|Photo: Does this look like a sedentary mule to you?|
FarmWife believes that a Paddock Paradise would be impractical at Bent Barrow Farm, at least without a much larger gravel budget than she currently has. Because of our high rainfall and heavy clay soil, it is a constant battle to stay ahead of the mud in Wickersham. We have a decent solution now—a 3/4 acre pasture that is mostly mud-free and a small (50 ft. squarish) sacrifice paddock with gravel footing. I am restricted to this smaller area on only the wettest of days, and FarmWife sees a noticable change in my behavior at such times. I grind my teeth. I glare.
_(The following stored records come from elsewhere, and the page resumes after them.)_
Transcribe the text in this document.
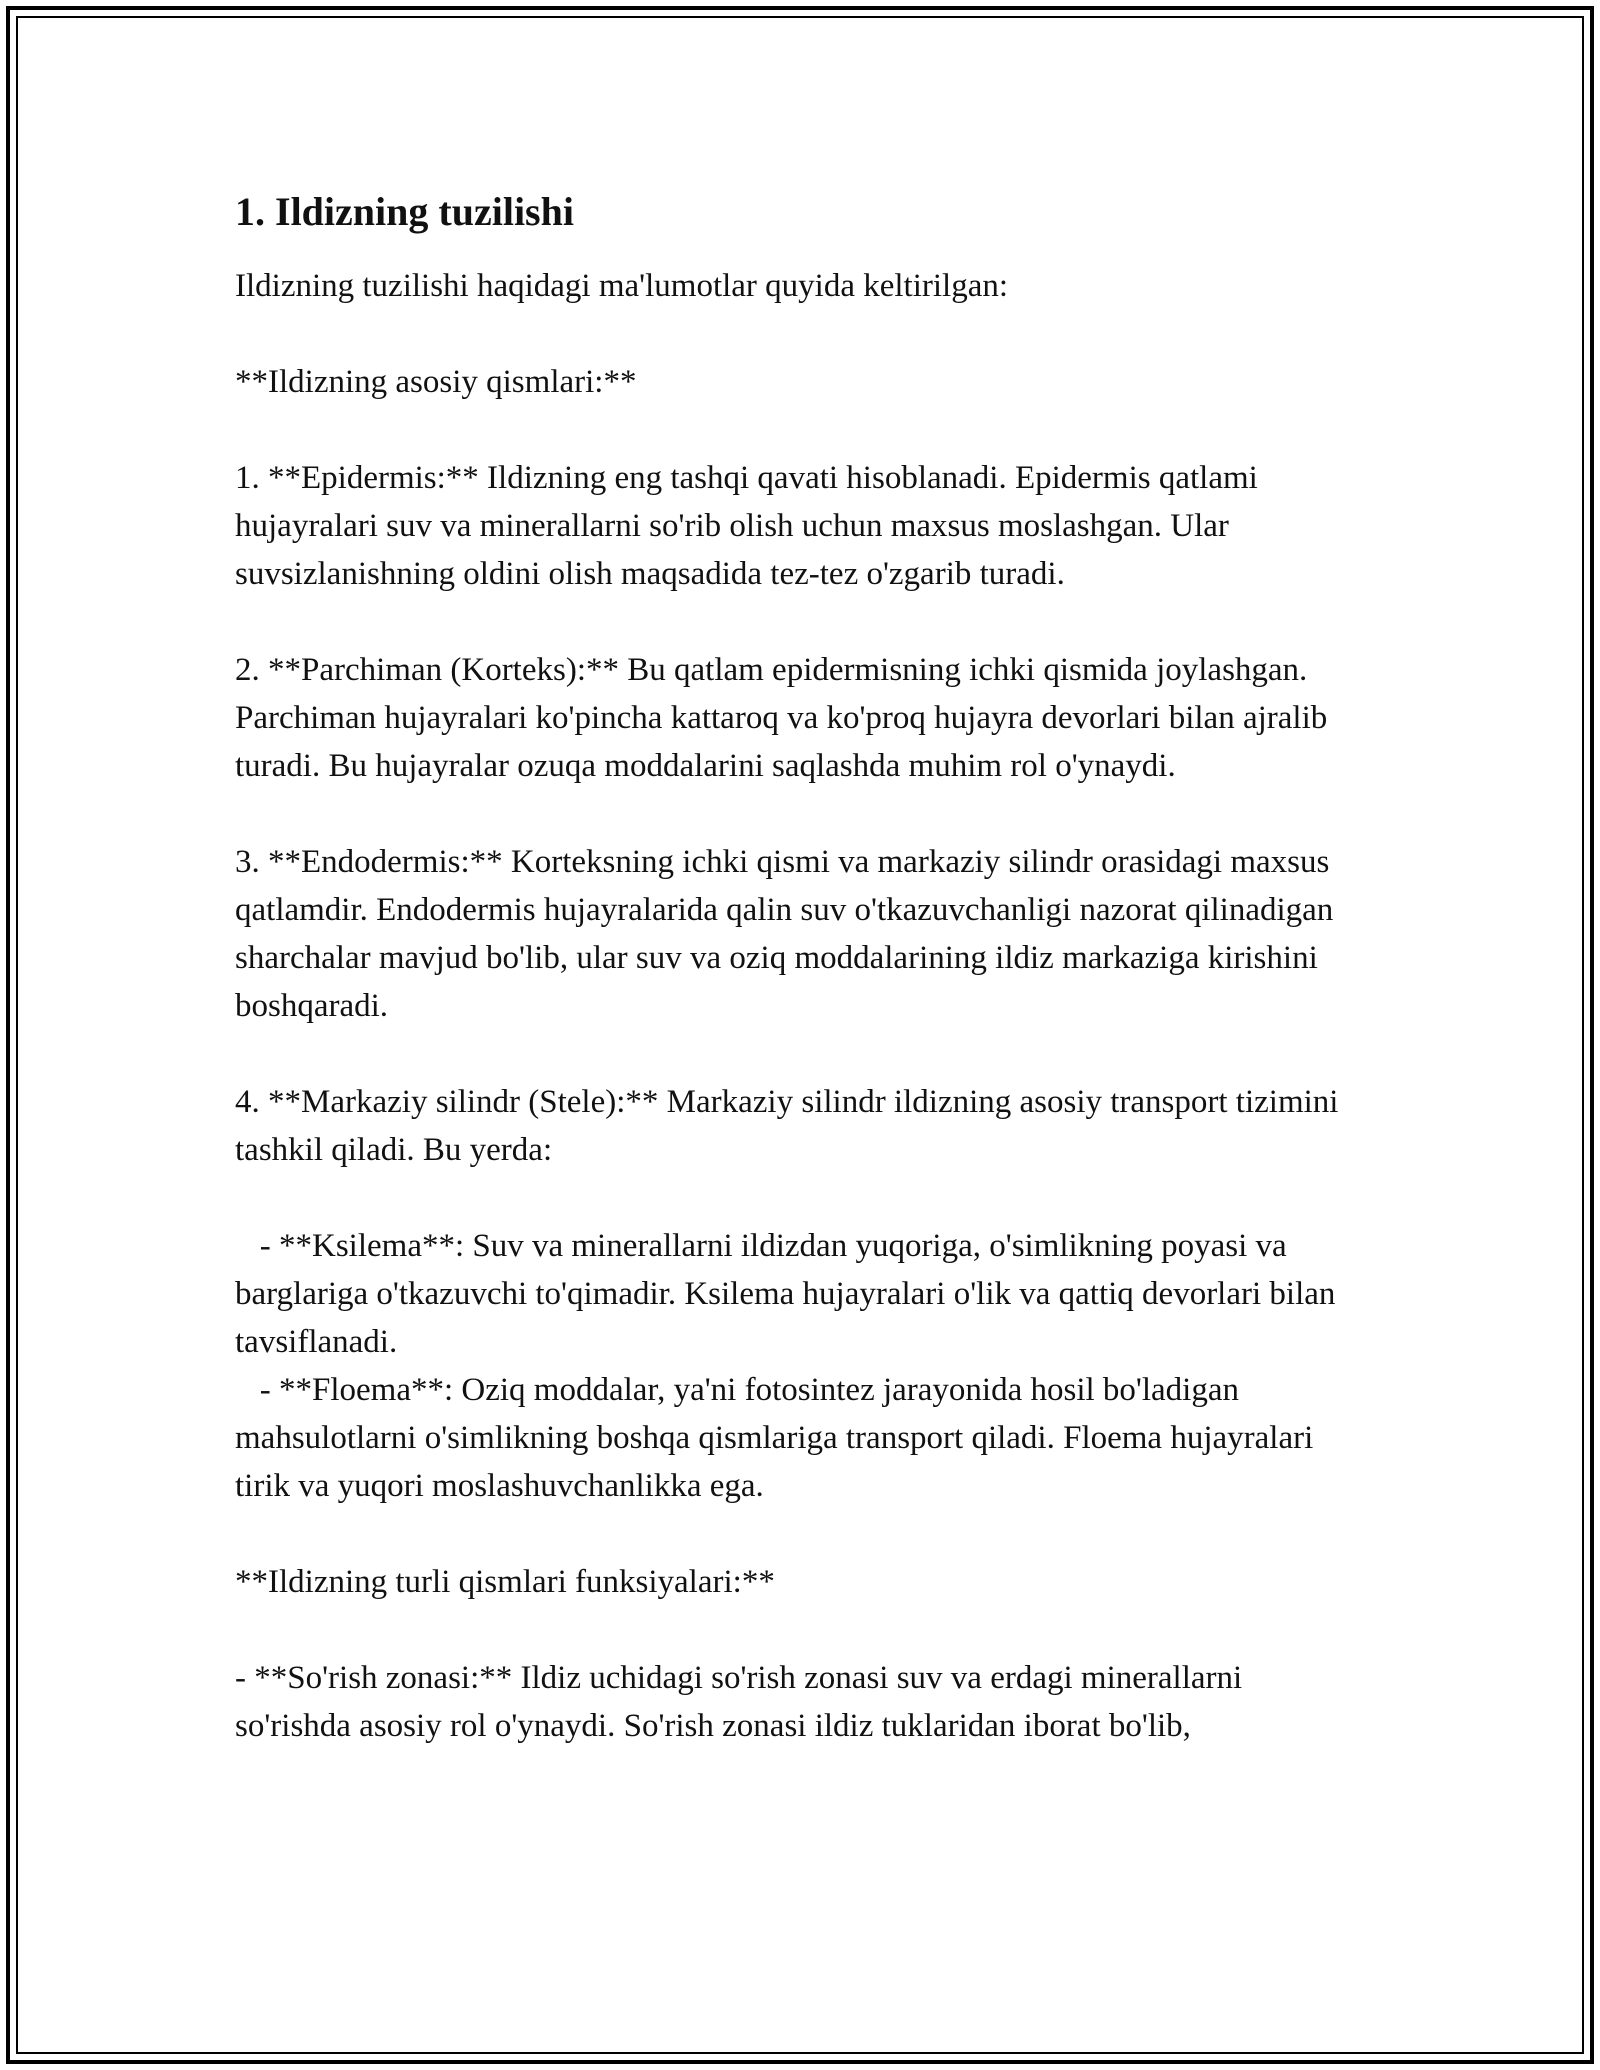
1. Ildizning tuzilishi
Ildizning tuzilishi haqidagi ma'lumotlar quyida keltirilgan:
**Ildizning asosiy qismlari:**
1. **Epidermis:** Ildizning eng tashqi qavati hisoblanadi. Epidermis qatlami hujayralari suv va minerallarni so'rib olish uchun maxsus moslashgan. Ular suvsizlanishning oldini olish maqsadida tez-tez o'zgarib turadi.
2. **Parchiman (Korteks):** Bu qatlam epidermisning ichki qismida joylashgan. Parchiman hujayralari ko'pincha kattaroq va ko'proq hujayra devorlari bilan ajralib turadi. Bu hujayralar ozuqa moddalarini saqlashda muhim rol o'ynaydi.
3. **Endodermis:** Korteksning ichki qismi va markaziy silindr orasidagi maxsus qatlamdir. Endodermis hujayralarida qalin suv o'tkazuvchanligi nazorat qilinadigan sharchalar mavjud bo'lib, ular suv va oziq moddalarining ildiz markaziga kirishini boshqaradi.
4. **Markaziy silindr (Stele):** Markaziy silindr ildizning asosiy transport tizimini tashkil qiladi. Bu yerda:
- **Ksilema**: Suv va minerallarni ildizdan yuqoriga, o'simlikning poyasi va barglariga o'tkazuvchi to'qimadir. Ksilema hujayralari o'lik va qattiq devorlari bilan tavsiflanadi.
- **Floema**: Oziq moddalar, ya'ni fotosintez jarayonida hosil bo'ladigan mahsulotlarni o'simlikning boshqa qismlariga transport qiladi. Floema hujayralari tirik va yuqori moslashuvchanlikka ega.
**Ildizning turli qismlari funksiyalari:**
- **So'rish zonasi:** Ildiz uchidagi so'rish zonasi suv va erdagi minerallarni so'rishda asosiy rol o'ynaydi. So'rish zonasi ildiz tuklaridan iborat bo'lib,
I bray insistently at any sign of a potential human liberator.
When FW built this sacrifice paddock, she imagined it would be used for days at a time in the winter. Now that she knows how it makes me feel, she uses it for 12 or 18 hours—then, no matter WHAT the weather, she lets me out for some wandering. She would rather have a field full of mud than a mule full of ulcers.
If FarmWife had a couple dozen tons of gravel and an afternoon with a tractor, she'd redesign things. She'd make a well-graveled track around the perimeter of my pasture, so that lockdown wouldn't have to mean a restriction of my activity. She'd dot the track with attractions: a cozy shed here, a water trough there, a sand wallow down yonder. She'd hang small-mesh haynets from trees in all corners, encouraging me to take my meals on the go in the fashion of a wild equine.
In the meantime, FarmWife likes looking at the google images results for "Paddock Paradise." There are some interesting ideas, and she's sure she'll employ some of them in her future livestock containment endeavors. Here at Bent Barrow Farm, I take my confinement in a little square—but briefly. Freedom is fun.